Anyway, during these six miserable years (scantly peppered with minutes of expectant joy throughout), I’ve never mustered enough courage to move the earth under my feet… I still hear my pathetic scrapes against this arid earth, waiting for a drizzle, a rain, a tempest to colour this sorry sight. I dream of gazing askance at my love whilst holding hands, blanketed by 1825 tulips to mark my five years’ loneliness, I dream of thornless red roses entwining us closer and closer, of snuggling together and discussing Breakfast at Tiffany’s at 2 am by firelight, of laughing over our disastrous but innocent endeavours to prepare a meal, of sitting on the kitchen floor, whispering, screaming the words “I love you.”.
Five to six years out of seventeen, jailed in a dream. I don’t feel young.
The deep chasm erected between the two of us, one that mockingly returns empty echoes of my pleas, is always there. Always. Where is the long-awaited earthquake which will collide our posts together?
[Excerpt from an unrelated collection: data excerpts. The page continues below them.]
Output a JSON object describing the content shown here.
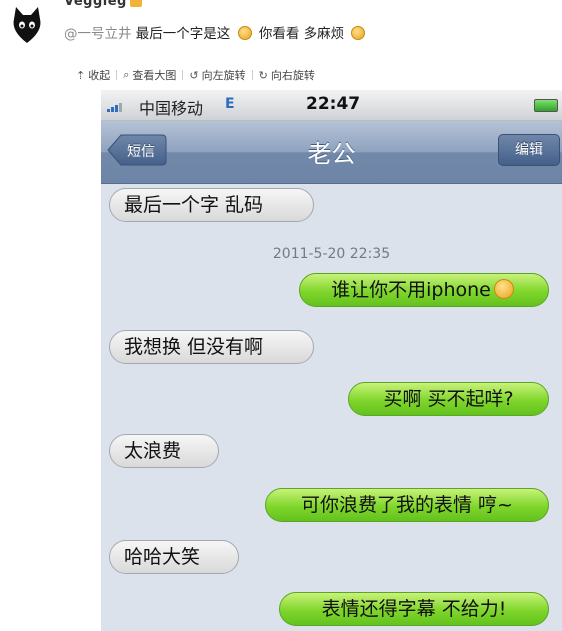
{
  "post": {
    "username": "Veggieg",
    "mention": "@一号立井",
    "comment_a": "最后一个字是这",
    "comment_b": "你看看 多麻烦"
  },
  "toolbar": {
    "collapse": "收起",
    "view_large": "查看大图",
    "rotate_left": "向左旋转",
    "rotate_right": "向右旋转"
  },
  "phone": {
    "carrier": "中国移动",
    "network": "E",
    "time": "22:47",
    "back_label": "短信",
    "title": "老公",
    "edit_label": "编辑",
    "timestamp": "2011-5-20 22:35",
    "messages": [
      {
        "dir": "in",
        "text": "最后一个字 乱码"
      },
      {
        "dir": "out",
        "text": "谁让你不用iphone"
      },
      {
        "dir": "in",
        "text": "我想换 但没有啊"
      },
      {
        "dir": "out",
        "text": "买啊 买不起咩?"
      },
      {
        "dir": "in",
        "text": "太浪费"
      },
      {
        "dir": "out",
        "text": "可你浪费了我的表情 哼~"
      },
      {
        "dir": "in",
        "text": "哈哈大笑"
      },
      {
        "dir": "out",
        "text": "表情还得字幕 不给力!"
      }
    ]
  }
}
Damn, I am desperate, and smothered, with invisible walls closing in around me.
In the meantime, I’m married to my iPod wishing that someday, I’ll supplant my songs with songs which celebrate reciprocated love.
What can I say? Having my heart manacled by an unsuspecting jury is the sweetest nightmare.
‘The Art Teacher’ by Rufus Wainwright poignantly oozes unrequited love, with style.